For Regis, religion is just another lie that he had to unlearn. “It was the same kind of awakening that happened to me with the discovery that I had about the United States of America and what it really is. The same kind of awakening happened with this whole idea of religion. Now, I have to tell you this, in all sincerity: Religion, in my opinion, is about control and population manipulation, it’s always been.”
He respects other people’s religious beliefs while privately keeping his distance from churches, though he does attend the occasional Russian Orthodox service. “I have to say this as a former Catholic priest, their liturgies are incredible, but way too long for me,” he says. “But they’re incredible. The singing, the chants, the incense, the participation of the people.”

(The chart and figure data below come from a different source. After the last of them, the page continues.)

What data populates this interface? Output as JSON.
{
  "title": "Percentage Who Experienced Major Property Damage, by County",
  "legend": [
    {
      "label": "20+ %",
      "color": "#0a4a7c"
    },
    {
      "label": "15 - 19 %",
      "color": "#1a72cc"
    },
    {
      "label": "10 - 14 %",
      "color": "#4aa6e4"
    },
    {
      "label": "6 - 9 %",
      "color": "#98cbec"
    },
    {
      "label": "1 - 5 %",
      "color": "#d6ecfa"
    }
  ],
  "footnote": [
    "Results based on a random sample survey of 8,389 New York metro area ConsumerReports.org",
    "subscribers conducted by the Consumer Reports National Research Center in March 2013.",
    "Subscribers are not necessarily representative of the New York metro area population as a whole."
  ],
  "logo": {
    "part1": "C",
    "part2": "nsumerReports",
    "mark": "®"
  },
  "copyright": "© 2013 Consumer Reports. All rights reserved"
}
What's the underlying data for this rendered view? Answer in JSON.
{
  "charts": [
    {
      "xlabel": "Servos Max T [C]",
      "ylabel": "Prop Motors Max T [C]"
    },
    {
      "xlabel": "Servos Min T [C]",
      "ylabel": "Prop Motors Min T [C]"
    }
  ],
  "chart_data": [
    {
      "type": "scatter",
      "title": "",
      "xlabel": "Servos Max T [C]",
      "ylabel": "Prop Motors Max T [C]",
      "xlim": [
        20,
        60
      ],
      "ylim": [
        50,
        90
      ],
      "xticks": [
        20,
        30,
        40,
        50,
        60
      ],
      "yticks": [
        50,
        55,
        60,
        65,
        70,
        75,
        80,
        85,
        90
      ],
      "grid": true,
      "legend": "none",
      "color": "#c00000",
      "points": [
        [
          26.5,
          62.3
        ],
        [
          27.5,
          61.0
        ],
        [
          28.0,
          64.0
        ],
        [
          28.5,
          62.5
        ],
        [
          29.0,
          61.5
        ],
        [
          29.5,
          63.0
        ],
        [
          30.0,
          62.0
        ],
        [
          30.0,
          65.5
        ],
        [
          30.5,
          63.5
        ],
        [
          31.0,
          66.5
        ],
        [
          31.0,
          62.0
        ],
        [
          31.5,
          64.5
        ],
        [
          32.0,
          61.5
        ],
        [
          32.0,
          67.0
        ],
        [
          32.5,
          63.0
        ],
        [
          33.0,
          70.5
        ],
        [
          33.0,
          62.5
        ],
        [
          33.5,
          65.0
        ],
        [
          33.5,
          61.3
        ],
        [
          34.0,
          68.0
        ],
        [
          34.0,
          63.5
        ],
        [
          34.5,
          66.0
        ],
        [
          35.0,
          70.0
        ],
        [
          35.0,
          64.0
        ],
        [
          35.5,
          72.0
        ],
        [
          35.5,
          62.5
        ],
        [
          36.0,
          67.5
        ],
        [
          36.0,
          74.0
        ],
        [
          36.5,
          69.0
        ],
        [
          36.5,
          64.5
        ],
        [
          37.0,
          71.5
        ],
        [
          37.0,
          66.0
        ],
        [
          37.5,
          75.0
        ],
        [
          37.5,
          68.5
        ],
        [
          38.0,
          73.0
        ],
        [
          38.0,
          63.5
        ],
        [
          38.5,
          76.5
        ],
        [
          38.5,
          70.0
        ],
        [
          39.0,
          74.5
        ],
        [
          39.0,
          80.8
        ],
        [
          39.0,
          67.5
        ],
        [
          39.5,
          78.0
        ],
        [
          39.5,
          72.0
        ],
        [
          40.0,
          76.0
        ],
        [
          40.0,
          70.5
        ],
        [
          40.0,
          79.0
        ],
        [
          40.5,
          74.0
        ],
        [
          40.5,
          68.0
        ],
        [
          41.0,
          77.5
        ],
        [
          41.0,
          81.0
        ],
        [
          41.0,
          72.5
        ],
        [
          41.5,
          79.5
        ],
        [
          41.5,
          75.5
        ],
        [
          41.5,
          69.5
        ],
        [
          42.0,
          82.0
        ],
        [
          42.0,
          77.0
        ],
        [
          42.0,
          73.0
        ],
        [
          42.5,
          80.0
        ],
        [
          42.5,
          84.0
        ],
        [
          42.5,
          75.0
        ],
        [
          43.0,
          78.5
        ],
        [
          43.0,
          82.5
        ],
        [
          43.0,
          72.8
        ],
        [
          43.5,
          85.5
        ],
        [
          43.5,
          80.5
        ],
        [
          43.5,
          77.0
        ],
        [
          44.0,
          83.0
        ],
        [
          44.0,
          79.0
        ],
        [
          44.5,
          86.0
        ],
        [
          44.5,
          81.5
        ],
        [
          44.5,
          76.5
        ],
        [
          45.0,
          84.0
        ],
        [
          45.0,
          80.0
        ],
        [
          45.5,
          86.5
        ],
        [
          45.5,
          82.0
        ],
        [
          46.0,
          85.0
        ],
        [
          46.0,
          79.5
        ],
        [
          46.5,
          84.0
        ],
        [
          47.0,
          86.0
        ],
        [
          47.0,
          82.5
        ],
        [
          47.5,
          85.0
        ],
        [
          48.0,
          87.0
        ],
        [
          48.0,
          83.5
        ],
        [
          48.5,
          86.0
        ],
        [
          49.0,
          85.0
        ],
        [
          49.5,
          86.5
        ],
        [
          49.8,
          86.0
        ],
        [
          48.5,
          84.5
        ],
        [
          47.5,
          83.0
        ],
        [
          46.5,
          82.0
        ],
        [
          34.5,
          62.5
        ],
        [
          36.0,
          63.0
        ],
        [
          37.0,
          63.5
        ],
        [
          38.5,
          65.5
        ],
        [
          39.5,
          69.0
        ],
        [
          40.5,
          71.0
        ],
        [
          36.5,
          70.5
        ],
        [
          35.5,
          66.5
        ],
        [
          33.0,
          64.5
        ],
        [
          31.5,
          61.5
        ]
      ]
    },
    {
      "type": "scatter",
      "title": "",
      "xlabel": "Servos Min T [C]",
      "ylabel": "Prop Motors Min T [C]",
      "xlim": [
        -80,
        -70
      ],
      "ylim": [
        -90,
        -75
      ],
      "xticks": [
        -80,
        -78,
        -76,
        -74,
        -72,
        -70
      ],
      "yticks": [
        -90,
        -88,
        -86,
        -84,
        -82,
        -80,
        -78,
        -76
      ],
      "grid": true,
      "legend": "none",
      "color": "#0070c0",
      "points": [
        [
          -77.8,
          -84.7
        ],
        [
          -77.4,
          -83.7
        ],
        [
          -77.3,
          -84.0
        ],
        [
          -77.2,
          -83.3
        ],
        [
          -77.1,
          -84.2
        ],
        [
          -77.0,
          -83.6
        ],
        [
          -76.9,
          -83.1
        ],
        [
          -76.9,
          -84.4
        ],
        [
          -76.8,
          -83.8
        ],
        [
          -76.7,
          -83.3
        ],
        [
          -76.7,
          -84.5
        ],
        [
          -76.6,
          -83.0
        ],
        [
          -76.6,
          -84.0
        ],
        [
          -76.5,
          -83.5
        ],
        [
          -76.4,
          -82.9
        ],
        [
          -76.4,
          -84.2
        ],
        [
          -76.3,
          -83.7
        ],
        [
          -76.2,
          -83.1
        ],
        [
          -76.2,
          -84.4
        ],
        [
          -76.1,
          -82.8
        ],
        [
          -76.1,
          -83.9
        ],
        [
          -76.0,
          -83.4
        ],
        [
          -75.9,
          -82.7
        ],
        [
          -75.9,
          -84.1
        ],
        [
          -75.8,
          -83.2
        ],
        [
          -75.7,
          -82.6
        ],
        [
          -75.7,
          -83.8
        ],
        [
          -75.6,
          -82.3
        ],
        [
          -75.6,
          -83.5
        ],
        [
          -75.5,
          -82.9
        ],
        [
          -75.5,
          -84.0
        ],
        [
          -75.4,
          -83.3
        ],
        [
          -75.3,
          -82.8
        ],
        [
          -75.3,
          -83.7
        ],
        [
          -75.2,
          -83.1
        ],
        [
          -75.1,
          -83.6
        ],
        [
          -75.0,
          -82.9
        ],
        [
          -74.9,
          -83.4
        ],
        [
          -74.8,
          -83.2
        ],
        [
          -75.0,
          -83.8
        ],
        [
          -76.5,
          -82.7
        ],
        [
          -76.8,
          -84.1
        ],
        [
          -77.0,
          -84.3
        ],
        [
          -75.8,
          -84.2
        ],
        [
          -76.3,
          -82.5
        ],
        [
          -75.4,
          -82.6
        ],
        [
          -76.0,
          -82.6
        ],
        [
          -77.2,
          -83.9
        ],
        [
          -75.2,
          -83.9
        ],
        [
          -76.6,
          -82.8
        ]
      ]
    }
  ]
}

As our interview drew to a close, I asked Regis what he would say to those who are just beginning their journey of understanding. “The only thing that I could offer for advice,” he replied, “is you’ve gotta stop paying attention to authority. You’ve gotta stop paying attention to your mainstream media. You’ve gotta stop paying attention to those who teach you in high school and in college. And, you’ve got to learn to do your own research.”
As governments around the world, including the US government, continue to take away our freedoms one by one, Regis cherishes one freedom they can never take.
“Question everything,” he counsels. “And learn to think for yourself. And not what somebody else tells you to think. And that’s freedom, that for me has been freedom. That for me has been liberation.”